Moreover, the Standard Oil Company was apparently the first great American industrial enterprise that realized the necessity of operating with an abundant capital. Not the least of Mr. Rockefeller's achievements was his success in associating with the new company men having great financial standing--Amasa Stone, Benjamin Brewster, Oliver Jennings, and the like, capitalists whose banking resources, placed at the disposition of the Standard, gave it an immense advantage over its rivals. While his competitors were "kiting" checks and waiting, hat in hand, on the good nature of the money lenders, Rockefeller always had a large bank balance, upon which he could instantly draw for his operations.

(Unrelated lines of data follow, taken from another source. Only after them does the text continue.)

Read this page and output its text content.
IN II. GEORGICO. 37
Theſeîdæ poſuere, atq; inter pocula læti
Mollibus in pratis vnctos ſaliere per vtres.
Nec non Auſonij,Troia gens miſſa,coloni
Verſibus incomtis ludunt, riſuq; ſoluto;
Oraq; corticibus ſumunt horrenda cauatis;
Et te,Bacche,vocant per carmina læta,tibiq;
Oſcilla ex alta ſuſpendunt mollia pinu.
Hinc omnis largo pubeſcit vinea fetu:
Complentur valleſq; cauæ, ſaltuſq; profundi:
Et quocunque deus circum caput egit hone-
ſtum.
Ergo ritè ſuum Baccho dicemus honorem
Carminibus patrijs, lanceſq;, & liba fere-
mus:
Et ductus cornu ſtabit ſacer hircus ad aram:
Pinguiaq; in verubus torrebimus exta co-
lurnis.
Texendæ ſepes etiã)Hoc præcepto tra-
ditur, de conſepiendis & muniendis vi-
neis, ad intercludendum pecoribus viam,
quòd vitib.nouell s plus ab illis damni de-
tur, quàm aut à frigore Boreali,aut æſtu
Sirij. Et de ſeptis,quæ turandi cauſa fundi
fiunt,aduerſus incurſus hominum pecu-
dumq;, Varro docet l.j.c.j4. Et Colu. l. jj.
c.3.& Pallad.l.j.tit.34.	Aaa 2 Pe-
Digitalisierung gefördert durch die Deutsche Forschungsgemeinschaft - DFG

Nor must we overlook the fact that the Standard group contained a large number of exceedingly able men. "They are mighty smart men," said the despairing W. H. Vanderbilt, in 1879, when pressed to give his reasons for granting rebates to the Rockefeller group. "I guess if you ever had to deal with them you would find that out." In Rockefeller the corporation possessed a man of tireless industry and unshakable determination. Nothing could turn him aside from the work to which he had put his hand. Public criticism and even denunciation, while he resented it as unjust and regarded it as the product of a general misunderstanding, never caused the leader of Standard Oil even momentarily to flinch. He was a man of one idea, and he worked at it day and night, taking no rest or recreation, skillfully turning to his purpose every little advantage that came his way. His associates--men like Flagler, Archbold, and Rogers--also had unusual talents, and together they built up the splendid organization that still exists. They exacted from their subordinates the last ounce of attention and energy and they rewarded generously everybody who served them well. They showed great judgment in establishing refineries at the most strategic points and in giving up localities, such as Boston and Portland, which were too far removed from their supplies. They established a marketing system which enabled them to bring their oil directly from their own refineries to the retailer, all in their own tank cars and tank wagons. They extended their markets in foreign countries, so that now the Standard sells the larger part of its products outside the United States. They established chemical research laboratories which devised new and inexpensive methods for refining the product and developed invaluable byproducts, such as paraffin, naphtha, vaseline, and lubricating oils. It is impossible to study the career of the Standard Oil Company without concluding that we have here an example of a supreme business intelligence working in a field which gave the widest possible scope of action.

A high quality of organization, however, does not completely explain the growth of this monopoly. The Standard Oil Company was the beneficiary of methods that have deservedly received great public opprobrium. Of these the one that stands forth most conspicuously is the railroad rebate. Those who have attempted to trace the very origin of the Rockefeller preeminence to railroad discrimination have not entirely succeeded. Only the most hazy evidence exists that the firm of Rockefeller, Andrews, and Flagler greatly profited from rebates. In fact, refined oil was not transported from Cleveland to the seaboard by railroad until 1870, the year that this firm dissolved; practically all of the product then went by way of the Great Lakes and the Erie Canal. Possibly the Rockefeller firm did get occasional rebates on crude oil from the oil regions to the refineries, but so did their competitors. It is therefore not likely that such favors had great influence in making this single firm the most successful in the largest refining center. With the organization of the Standard Oil Company, however, rebates became a more important consideration.

The turning-point in the history of the oil industry came when the Rockefeller interests acquired the Cleveland refineries.